Prepare the spinach as in the preceding recipe. Bake six small tomatoes carefully in the oven with a piece of butter on each. When ready arrange the spinach in a dish in the form of a border, place the tomatoes in the centre and serve.

Épinards (Spinach) à la Crême (Hot)

Wash the spinach in six or seven waters, so as to prevent its being gritty; put it in a saucepan on the fire, with a very little water and salt; when done strain very dry and chop it up very fine. Warm 2 oz. of butter in a stewpan, put the spinach in, stir till the moisture quite evaporates, then add a very little salt, a tiny pinch of sugar (a very little nutmeg, if liked), a pinch of flour, and 1 large tablespoonful of cream, and let the whole simmer for a quarter of an hour. Then put through a sieve and keep hot. In the meantime, fry in fat some bread cut into fingers, about 2½ in. long and ½ in. square, and plant them in little rows all over the spinach when dished.

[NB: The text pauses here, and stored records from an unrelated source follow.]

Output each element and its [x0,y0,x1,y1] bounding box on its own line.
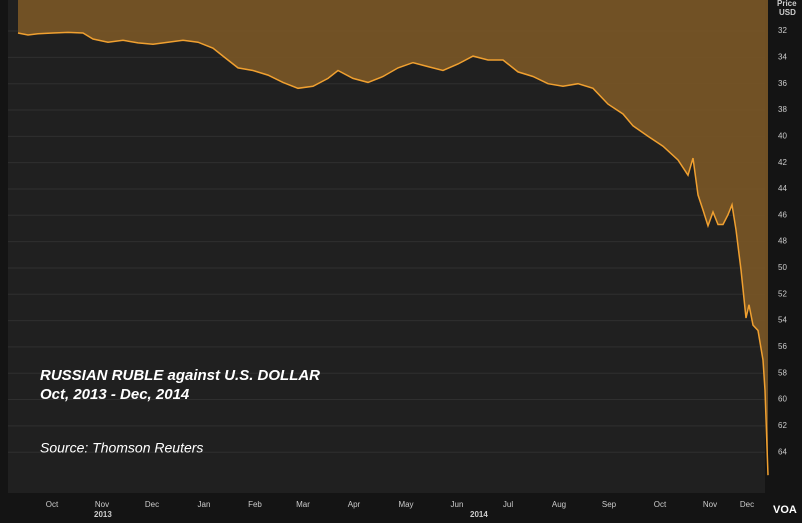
y-tick-label: 60 [778,395,787,404]
x-tick-label: Nov [95,500,109,509]
x-tick-label: Jan [198,500,211,509]
x-tick-label: Apr [348,500,361,509]
y-tick-label: 52 [778,289,787,298]
x-tick-label: Dec [145,500,159,509]
y-tick-label: 46 [778,210,787,219]
x-tick-label: May [398,500,413,509]
x-tick-label: Jun [451,500,464,509]
x-tick-label: Sep [602,500,617,509]
x-tick-label: Jul [503,500,513,509]
y-axis-label: Price [777,0,797,8]
x-tick-label: Mar [296,500,310,509]
x-tick-label: Feb [248,500,262,509]
credit: VOA [773,504,797,516]
x-tick-label: Aug [552,500,566,509]
y-tick-label: 32 [778,26,787,35]
y-tick-label: 62 [778,421,787,430]
y-tick-label: 38 [778,105,787,114]
x-tick-label: Nov [703,500,717,509]
y-axis-label: USD [779,8,796,17]
y-tick-label: 36 [778,79,787,88]
chart-title: RUSSIAN RUBLE against U.S. DOLLAR [40,367,320,384]
line [17,31,769,476]
x-tick-label: Oct [654,500,667,509]
y-tick-label: 48 [778,237,787,246]
area [18,0,768,476]
y-tick-label: 50 [778,263,787,272]
y-tick-label: 34 [778,52,787,61]
y-tick-label: 54 [778,316,787,325]
x-tick-label: Oct [46,500,59,509]
year-label: 2014 [470,510,488,519]
x-tick-label: Dec [740,500,754,509]
y-tick-label: 56 [778,342,787,351]
source: Source: Thomson Reuters [40,440,203,456]
chart-subtitle: Oct, 2013 - Dec, 2014 [40,386,190,403]
year-label: 2013 [94,510,112,519]
y-tick-label: 44 [778,184,787,193]
y-tick-label: 58 [778,368,787,377]
y-tick-label: 42 [778,158,787,167]
y-tick-label: 40 [778,131,787,140]
y-tick-label: 64 [778,447,787,456]
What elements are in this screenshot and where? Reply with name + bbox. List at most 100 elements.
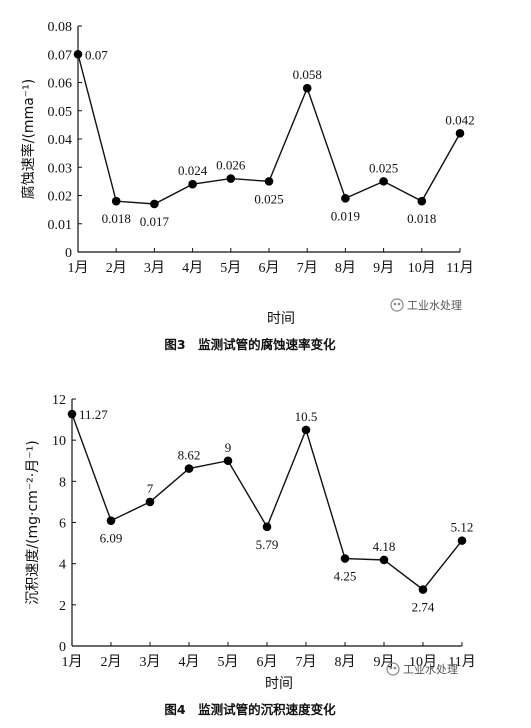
y-axis-title: 沉积速度/(mg·cm⁻²·月⁻¹): [25, 440, 41, 604]
data-label: 2.74: [412, 600, 435, 615]
data-label: 11.27: [79, 407, 108, 422]
data-point: [457, 536, 467, 545]
data-point: [145, 497, 155, 507]
data-point: [417, 196, 427, 206]
y-tick-label: 12: [52, 393, 66, 408]
x-tick-label: 10月: [409, 654, 437, 670]
x-tick-label: 6月: [259, 260, 280, 276]
y-axis-title: 腐蚀速率/(mma⁻¹): [20, 79, 37, 200]
x-tick-label: 9月: [374, 654, 395, 670]
watermark-logo-dot: [397, 302, 401, 306]
watermark-logo-dot: [389, 666, 393, 670]
y-tick-label: 2: [59, 599, 66, 614]
watermark-text: 工业水处理: [403, 663, 458, 676]
x-tick-label: 5月: [218, 654, 239, 670]
chart-2: 0 2 4 6 8 10 12 1月 2月 3月 4月 5月 6月 7月 8月 9月 10月 11月 11.27 6.…: [25, 393, 476, 717]
x-tick-label: 3月: [140, 654, 161, 670]
y-tick-label: 0.01: [48, 218, 73, 233]
data-label: 9: [225, 440, 232, 455]
watermark-logo-icon: [386, 662, 400, 676]
x-tick-label: 4月: [182, 260, 203, 276]
data-label: 4.18: [373, 539, 396, 554]
x-tick-label: 9月: [373, 260, 394, 276]
data-point: [341, 194, 350, 203]
x-tick-label: 1月: [62, 654, 83, 670]
x-tick-label: 2月: [101, 654, 122, 670]
x-tick-label: 11月: [448, 654, 475, 670]
data-label: 0.07: [85, 47, 108, 62]
y-tick-label: 8: [59, 475, 66, 490]
watermark-logo-icon: [390, 298, 404, 312]
data-label: 0.024: [178, 163, 208, 178]
x-tick-label: 3月: [144, 260, 165, 276]
data-point: [111, 196, 121, 206]
figure-caption: 图3 监测试管的腐蚀速率变化: [164, 337, 336, 352]
data-point: [150, 199, 159, 209]
data-point: [302, 83, 312, 93]
x-tick-label: 8月: [335, 654, 356, 670]
y-tick-label: 10: [52, 434, 66, 449]
y-tick-label: 0.02: [48, 190, 73, 205]
y-tick-label: 0.04: [48, 133, 73, 148]
y-tick-label: 0.08: [48, 20, 73, 35]
x-axis-title: 时间: [265, 676, 293, 692]
data-label: 7: [147, 481, 154, 496]
x-axis-title: 时间: [267, 311, 295, 327]
watermark-logo-dot: [393, 666, 397, 670]
data-label: 0.026: [216, 158, 246, 173]
data-label: 0.018: [407, 211, 436, 226]
x-tick-label: 1月: [68, 260, 89, 276]
data-point: [264, 177, 274, 186]
x-tick-label: 7月: [296, 654, 317, 670]
data-label: 8.62: [178, 448, 201, 463]
data-label: 4.25: [334, 569, 357, 584]
x-tick-label: 7月: [297, 260, 318, 276]
data-label: 0.042: [445, 112, 474, 127]
data-point: [188, 179, 197, 189]
data-point: [418, 585, 428, 594]
y-tick-label: 4: [59, 558, 66, 573]
data-point: [223, 456, 233, 466]
data-label: 0.018: [102, 211, 131, 226]
watermark-text: 工业水处理: [407, 299, 462, 312]
watermark-icon: [390, 298, 404, 312]
figure-caption: 图4 监测试管的沉积速度变化: [164, 702, 336, 717]
x-tick-label: 4月: [179, 654, 200, 670]
data-label: 0.017: [140, 214, 170, 229]
data-point: [184, 464, 194, 473]
x-tick-label: 5月: [220, 260, 241, 276]
chart-1: 0 0.01 0.02 0.03 0.04 0.05 0.06 0.07 0.08 1月 2月 3月 4…: [20, 20, 475, 352]
data-point: [67, 409, 77, 419]
data-label: 6.09: [100, 531, 123, 546]
data-point: [379, 555, 389, 565]
x-tick-label: 10月: [408, 260, 436, 276]
data-point: [262, 522, 272, 532]
data-label: 0.019: [331, 208, 360, 223]
data-label: 5.12: [451, 520, 474, 535]
x-tick-label: 11月: [446, 260, 473, 276]
data-label: 5.79: [256, 537, 279, 552]
y-tick-label: 6: [59, 517, 66, 532]
x-tick-label: 2月: [106, 260, 127, 276]
data-point: [106, 516, 116, 525]
data-point: [73, 49, 83, 59]
data-point: [379, 177, 388, 186]
y-tick-label: 0: [65, 246, 72, 261]
data-label: 10.5: [295, 409, 318, 424]
watermark-logo-dot: [393, 302, 397, 306]
y-tick-label: 0.05: [48, 105, 73, 120]
y-tick-label: 0.03: [48, 161, 73, 176]
watermark-icon: [386, 662, 400, 676]
series-line: [71, 413, 463, 591]
data-point: [340, 554, 350, 563]
data-label: 0.025: [254, 191, 283, 206]
x-tick-label: 6月: [257, 654, 278, 670]
data-label: 0.025: [369, 160, 398, 175]
y-tick-label: 0.07: [48, 48, 73, 63]
data-label: 0.058: [293, 67, 322, 82]
data-point: [301, 425, 311, 435]
y-tick-label: 0: [59, 640, 66, 655]
y-tick-label: 0.06: [48, 77, 73, 92]
data-point: [226, 174, 236, 183]
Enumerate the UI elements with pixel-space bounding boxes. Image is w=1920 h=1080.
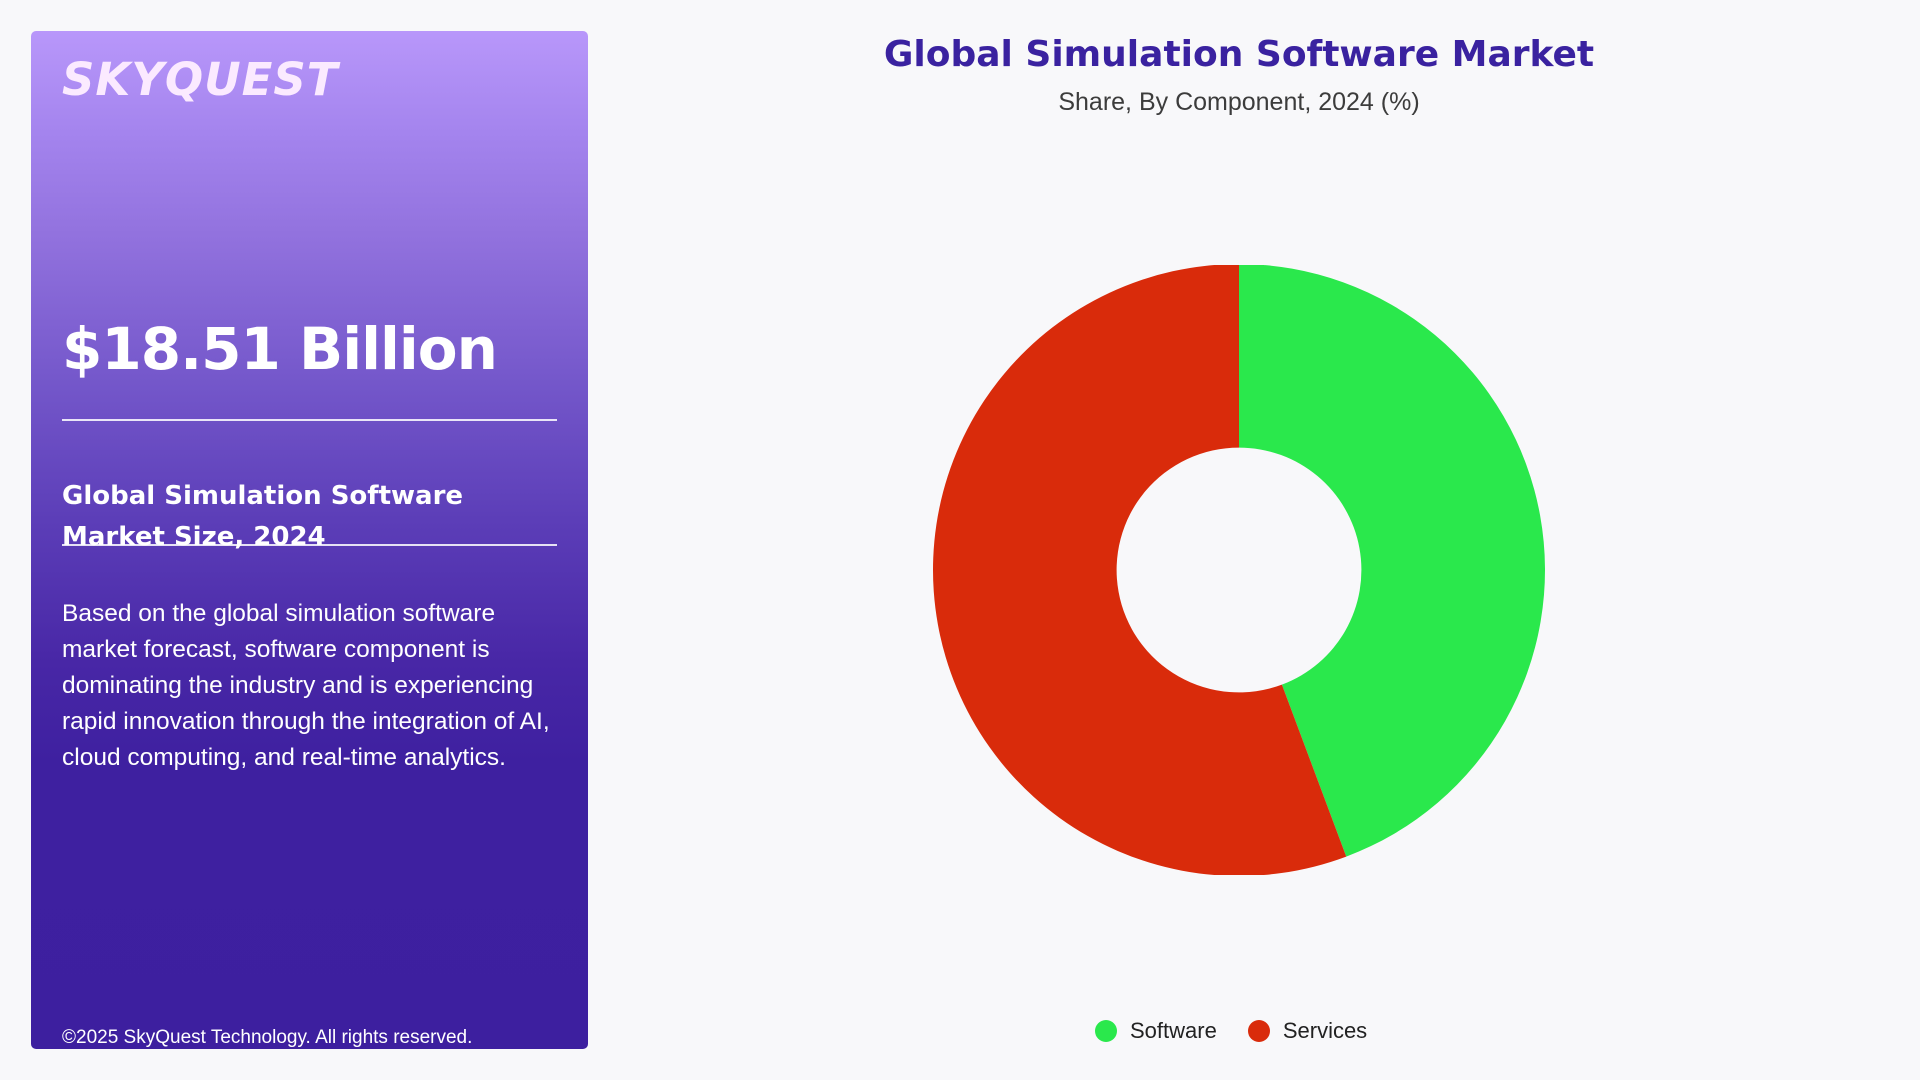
donut-slice-services[interactable] [933,265,1347,875]
chart-subtitle: Share, By Component, 2024 (%) [1058,88,1420,116]
legend-dot-icon [1095,1020,1117,1042]
legend-dot-icon [1247,1020,1270,1042]
chart-legend: Software Services [1095,1018,1398,1044]
divider-top [62,419,557,421]
market-size-label: Global Simulation Software Market Size, … [62,481,464,552]
donut-chart [933,265,1545,875]
legend-label: Software [1130,1018,1217,1043]
market-description: Based on the global simulation software … [62,600,550,771]
chart-title: Global Simulation Software Market [883,34,1595,75]
market-value: $18.51 Billion [62,315,498,383]
donut-slice-software[interactable] [1239,265,1545,857]
copyright-text: ©2025 SkyQuest Technology. All rights re… [62,1027,473,1048]
legend-item-services[interactable]: Services [1247,1018,1368,1044]
divider-bottom [62,544,557,546]
legend-label: Services [1282,1018,1368,1043]
skyquest-logo: SKYQUEST [62,53,339,106]
legend-item-software[interactable]: Software [1095,1018,1217,1044]
summary-panel: SKYQUEST $18.51 Billion Global Simulatio… [31,31,588,1049]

Spinach cooked thus is delicious and a very different matter from the stringy green mass generally served.

Turnip Tops à la Crême

Cook as in the previous recipe for spinach.

Almost any greens, including cabbage and Brussels-sprouts, are excellent when served thus.

Asparagus.

Asparagus is really almost at its best served plain boiled with oiled butter; but when it first comes in, the big kind, which is best for boiling, is rather expensive, and few people seem to know how good the more “grasslike” kind is if treated properly.